La chasse aux trophées soutient-elle la biodiversité ? Une réponse à Di Minin et al.
Cette lettre fait réponse à l'article de Di Minin et al (2016)
Selon les auteurs de cet article, les justifications apportées en faveur de la chasse aux trophées, comme un outil de conservation de la biodiversité, ne vont malheureusement pas suffisamment en profondeur dans l'analyse des mécanismes directs et indirects qui affectent la biodiversité et les écosystèmes. Une plus grande considération des questions d'écologie et d'évolution sont nécessaires pour estimer la valeur sur le long terme de la chasse aux trophées comme réel outil efficace de la conservation.
(1) Des arguments tel que : les estimations d'émissions de gaz à effet de serre générées par l'écotourisme évoquées dans l'articles de Di Mini et al ne peuvent pas être clairement et statistiquement reliées aux pertes de biodiversité. Le maintient de large population de grands animaux, ici principalement des herbivores, ne contribue pas nécessairement à la conservation de la biodiversité, et pourrait même contribuer à son déclin par perturbation des écosystèmes et sur-pâturage. C'est ce qui a pu être observé dans le parc national du Yellowstone, avec la sur-abondance de grands herbivores.

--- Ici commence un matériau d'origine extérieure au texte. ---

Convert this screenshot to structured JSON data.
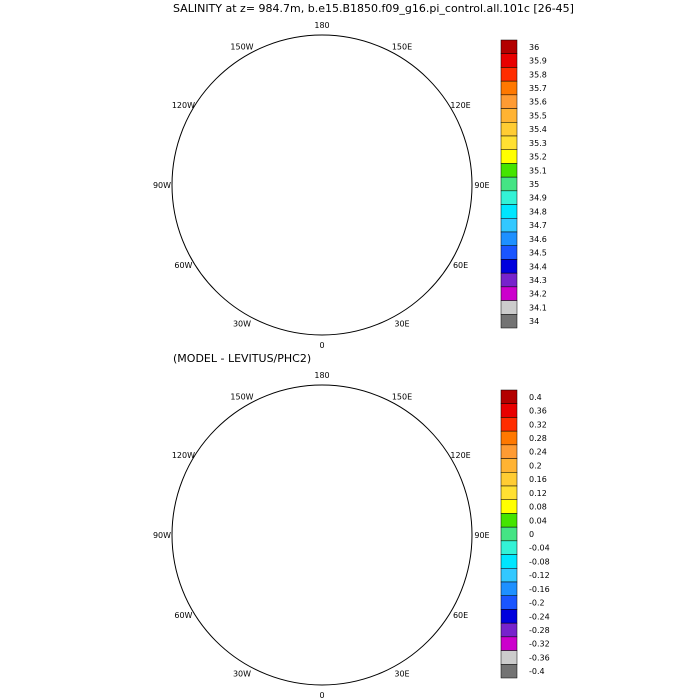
{
  "panels": [
    {
      "id": "top",
      "title": "SALINITY at z= 984.7m, b.e15.B1850.f09_g16.pi_control.all.101c [26-45]",
      "lon_labels": [
        "180",
        "150E",
        "120E",
        "90E",
        "60E",
        "30E",
        "0",
        "30W",
        "60W",
        "90W",
        "120W",
        "150W"
      ],
      "colorbar": {
        "labels": [
          "36",
          "35.9",
          "35.8",
          "35.7",
          "35.6",
          "35.5",
          "35.4",
          "35.3",
          "35.2",
          "35.1",
          "35",
          "34.9",
          "34.8",
          "34.7",
          "34.6",
          "34.5",
          "34.4",
          "34.3",
          "34.2",
          "34.1",
          "34"
        ],
        "colors": [
          "#b30000",
          "#e80000",
          "#ff2d00",
          "#ff7800",
          "#ff9b33",
          "#ffb333",
          "#ffcc33",
          "#ffe033",
          "#ffff00",
          "#44e400",
          "#44e484",
          "#33f2d6",
          "#00e6ff",
          "#33c8ff",
          "#1e90ff",
          "#1a55ff",
          "#0000dd",
          "#7722cc",
          "#cc00cc",
          "#cccccc",
          "#737373"
        ]
      },
      "fields": {
        "main": "#44e484",
        "small": "#33e6f6"
      }
    },
    {
      "id": "bottom",
      "title": "(MODEL - LEVITUS/PHC2)",
      "lon_labels": [
        "180",
        "150E",
        "120E",
        "90E",
        "60E",
        "30E",
        "0",
        "30W",
        "60W",
        "90W",
        "120W",
        "150W"
      ],
      "colorbar": {
        "labels": [
          "0.4",
          "0.36",
          "0.32",
          "0.28",
          "0.24",
          "0.2",
          "0.16",
          "0.12",
          "0.08",
          "0.04",
          "0",
          "-0.04",
          "-0.08",
          "-0.12",
          "-0.16",
          "-0.2",
          "-0.24",
          "-0.28",
          "-0.32",
          "-0.36",
          "-0.4"
        ],
        "colors": [
          "#b30000",
          "#e80000",
          "#ff2d00",
          "#ff7800",
          "#ff9b33",
          "#ffb333",
          "#ffcc33",
          "#ffe033",
          "#ffff00",
          "#44e400",
          "#44e484",
          "#33f2d6",
          "#00e6ff",
          "#33c8ff",
          "#1e90ff",
          "#1a55ff",
          "#0000dd",
          "#7722cc",
          "#cc00cc",
          "#cccccc",
          "#737373"
        ]
      },
      "fields": {
        "main": "#ffcc33",
        "small": "#33e6f6"
      }
    }
  ]
}
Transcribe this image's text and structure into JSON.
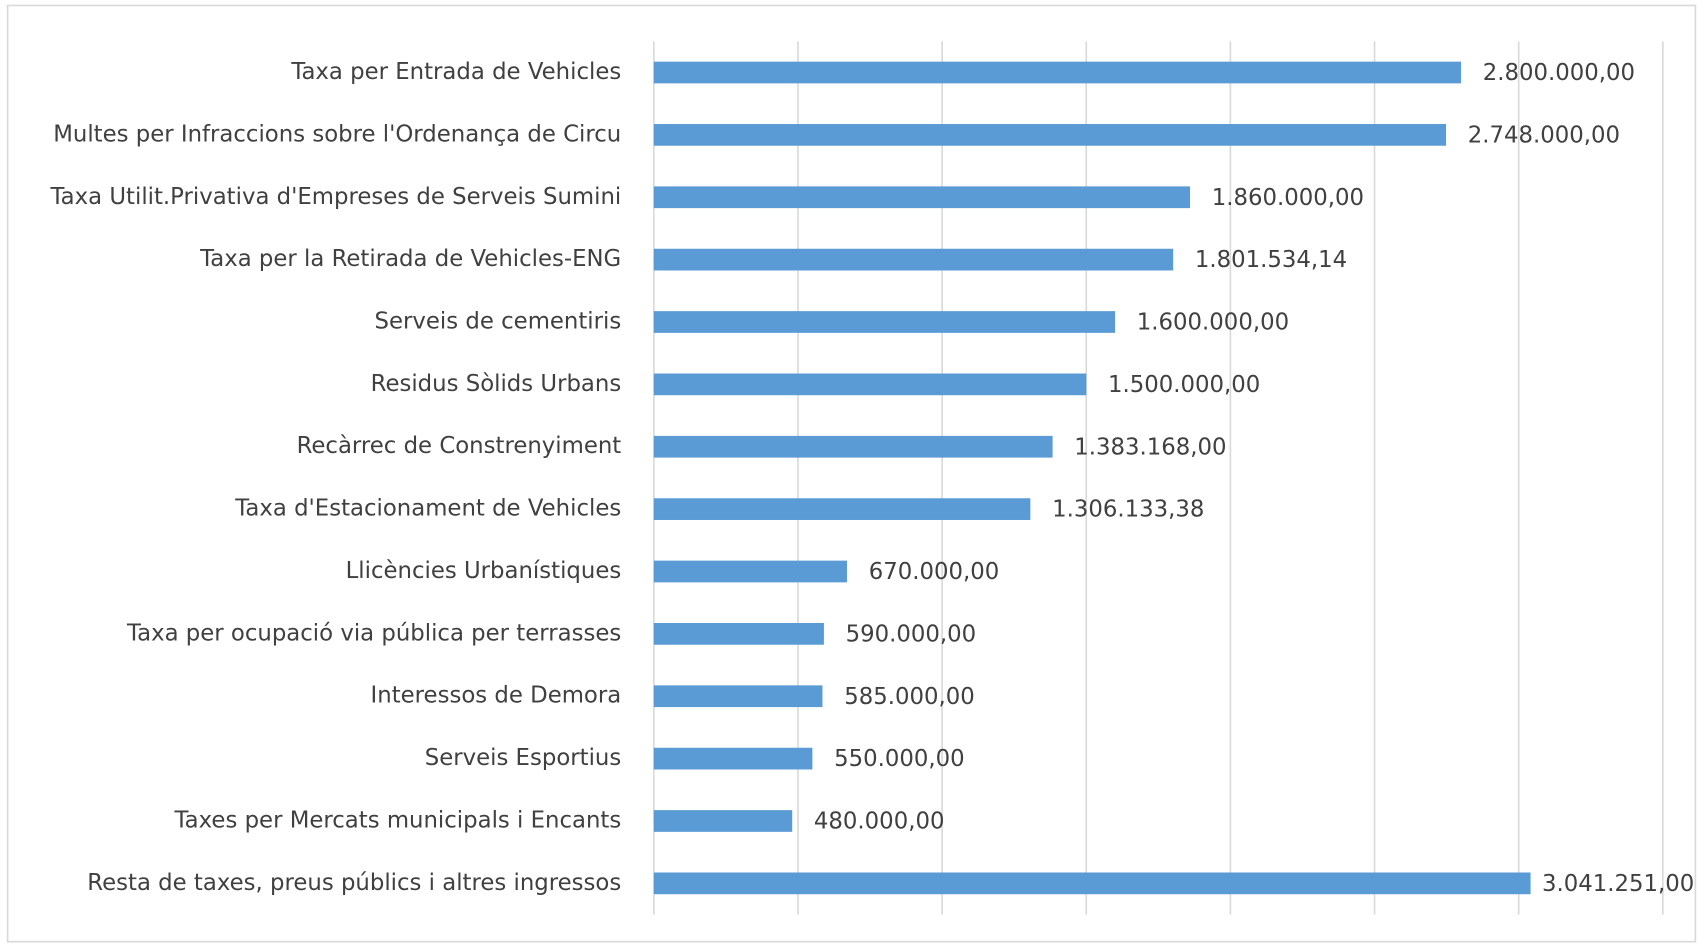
{
  "chart_data": {
    "type": "bar",
    "orientation": "horizontal",
    "categories": [
      "Taxa per Entrada de Vehicles",
      "Multes per Infraccions sobre l'Ordenança de Circu",
      "Taxa Utilit.Privativa d'Empreses de Serveis Sumini",
      "Taxa per la Retirada de Vehicles-ENG",
      "Serveis de cementiris",
      "Residus Sòlids Urbans",
      "Recàrrec de Constrenyiment",
      "Taxa d'Estacionament de Vehicles",
      "Llicències Urbanístiques",
      "Taxa per ocupació via pública per terrasses",
      "Interessos de Demora",
      "Serveis Esportius",
      "Taxes per Mercats municipals i Encants",
      "Resta de taxes, preus públics i altres ingressos"
    ],
    "values": [
      2800000,
      2748000,
      1860000,
      1801534.14,
      1600000,
      1500000,
      1383168,
      1306133.38,
      670000,
      590000,
      585000,
      550000,
      480000,
      3041251
    ],
    "value_labels": [
      "2.800.000,00",
      "2.748.000,00",
      "1.860.000,00",
      "1.801.534,14",
      "1.600.000,00",
      "1.500.000,00",
      "1.383.168,00",
      "1.306.133,38",
      "670.000,00",
      "590.000,00",
      "585.000,00",
      "550.000,00",
      "480.000,00",
      "3.041.251,00"
    ],
    "color": "#5b9bd5",
    "xlim": [
      0,
      3500000
    ],
    "xticks": [
      0,
      500000,
      1000000,
      1500000,
      2000000,
      2500000,
      3000000,
      3500000
    ],
    "grid": true
  }
}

(2) La chasse aux trophées peut également perturber la structure des communautés, (i) en retirant des populations les individus les plus précieux génétiquement, i-e ceux qui portent le moins d'allèles délétères et qui arborent les caractères phénotypiques les plus avantageux. Ou (ii) lorsque des prédateurs sont persécutés pour protéger des espèces de grands herbivores, qui peuvent également représenter des trophées de chasse potentiels. De plus, (iii) l'introduction de certaines espèces dans le but d'élargir les potentiels de chasse aux trophées ou chasse sportive, peuvent entraîner des pertes de la biodiversité et des perturbations des écosystèmes. De manière globale, le risque de déstabilisation et de dégradation des chaînes trophiques par la pratique de la chasse aux trophées peut entraîner une dégradation des écosystèmes et appliquer encore plus de pression sur la biodiversité.

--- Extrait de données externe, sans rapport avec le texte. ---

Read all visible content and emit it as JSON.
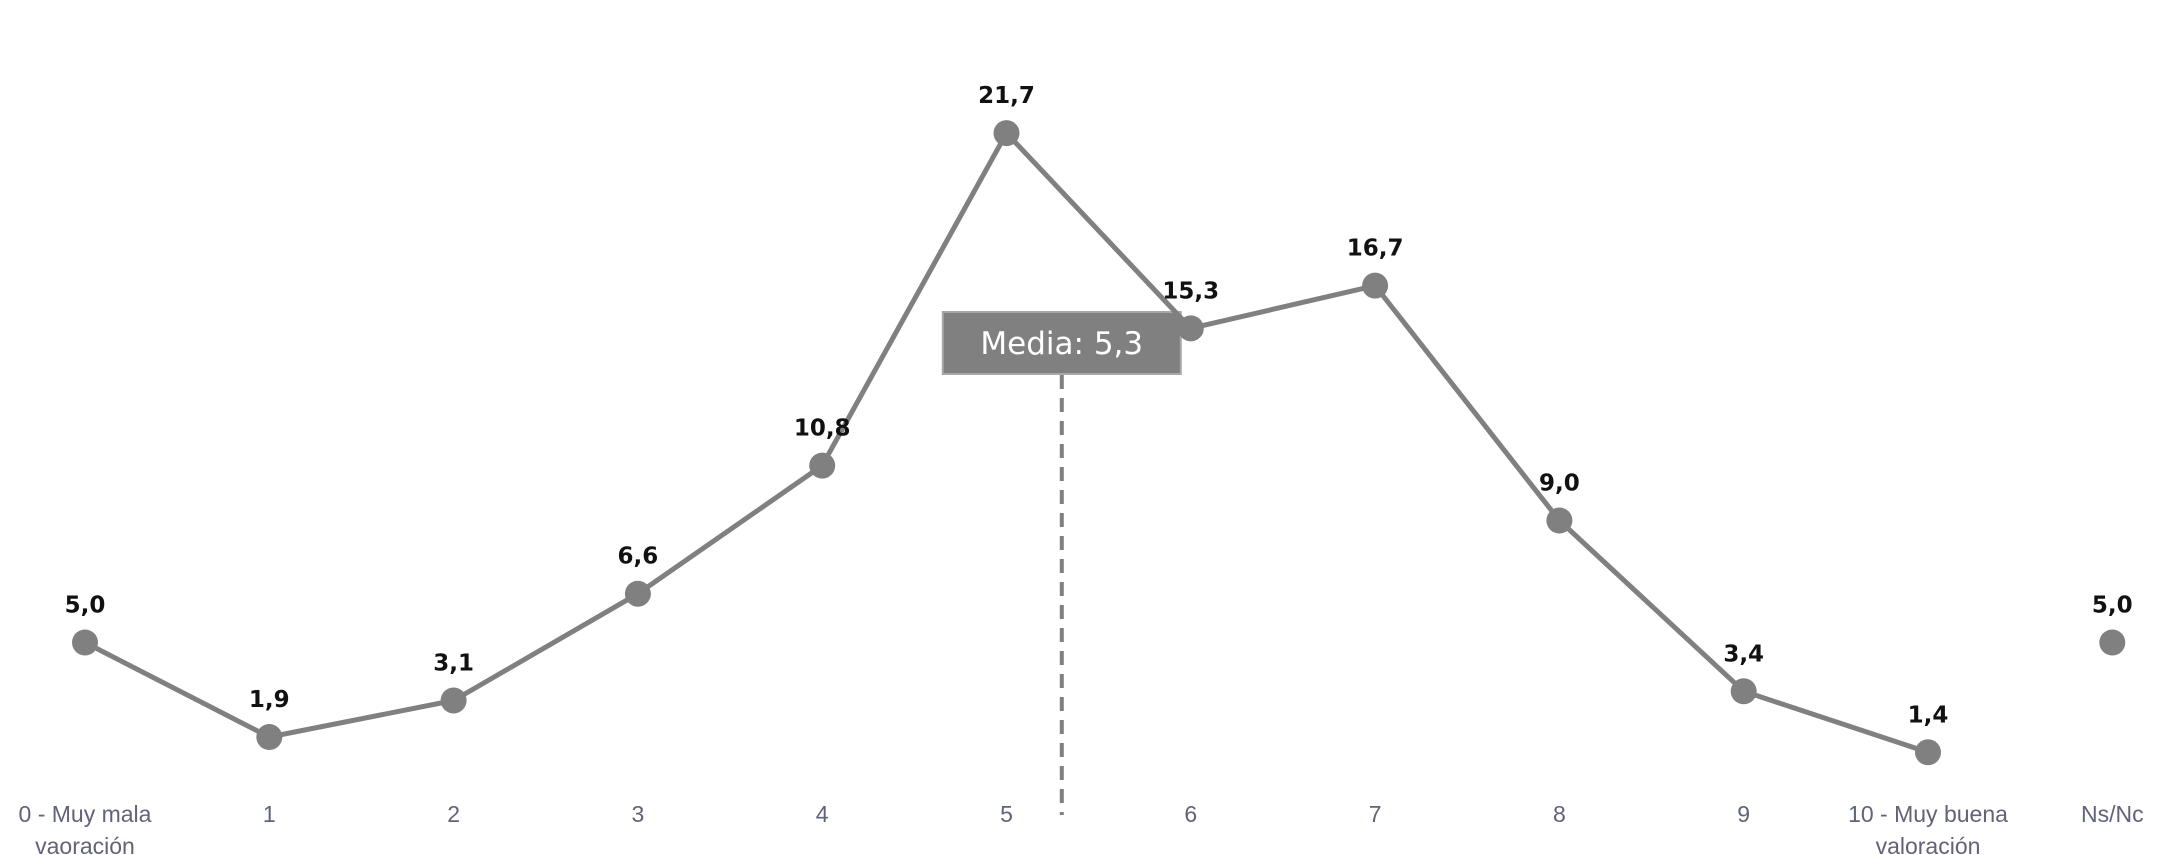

(3) Il y a également des conséquences évolutives de la chasse sélective. Une sélection artificielle peut amener à un déclin de la fréquence des traits phénotypiques recherchés par les chasseurs de trophées dans les populations cibles, comme la taille des individus ou des caractères particuliers comme les défenses. Ces caractères apparents sont souvent liés à la fitness des individus en l'absence de pression de chasse humaine (comme on peut le voir actuellement). La gestion artificielle des populations pour une chasse sélective peut aussi avoir pour conséquence de sélectionner certains traits préférentiels chez la descendances (futurs trophées de chasse) en augmentant ainsi la dépression de consanguinité chez les populations.
Conclusion
Di Minin_et al_ sont corrects lorsqu'ils écrivent que la chasse aux trophées accroît les fonds disponibles à la conservation de la biodiversité en Afrique, mais ils occultent une grande partie, si ce n'est tous les facteurs génétiques et évolutifs déterminants dans l'estimation de la perte ou du gain de biodiversité. Les auteurs de cet article suggèrent que la recherche scientifique dans ce domaine devrait se concentrer sur les variables significatives influençant la biodiversité, et en particulier les aspects évolutifs et écologiques.
Cette review permet de recentrer le débat sur les aspects scientifiques, évolutifs et écologiques, de l'impact de la chasse sur la biodiversité.
Cette review est une lettre courte, une seule page, directement adressée aux auteurs d'un autre article de review paru la même année dans le journal Trends in Ecology and Evolution soutenant l'intérêt de la chasse aux trophées dans le maintient de la biodiversité en Afrique. C'est une critique virulente sur le manque de rigueur de ces derniers quant aux arguments avancés pour expliquer leur point de vu, le passage sous silence de certains aspects évolutifs, ainsi que les corrélations entre les variables étudiées et la biodiversité.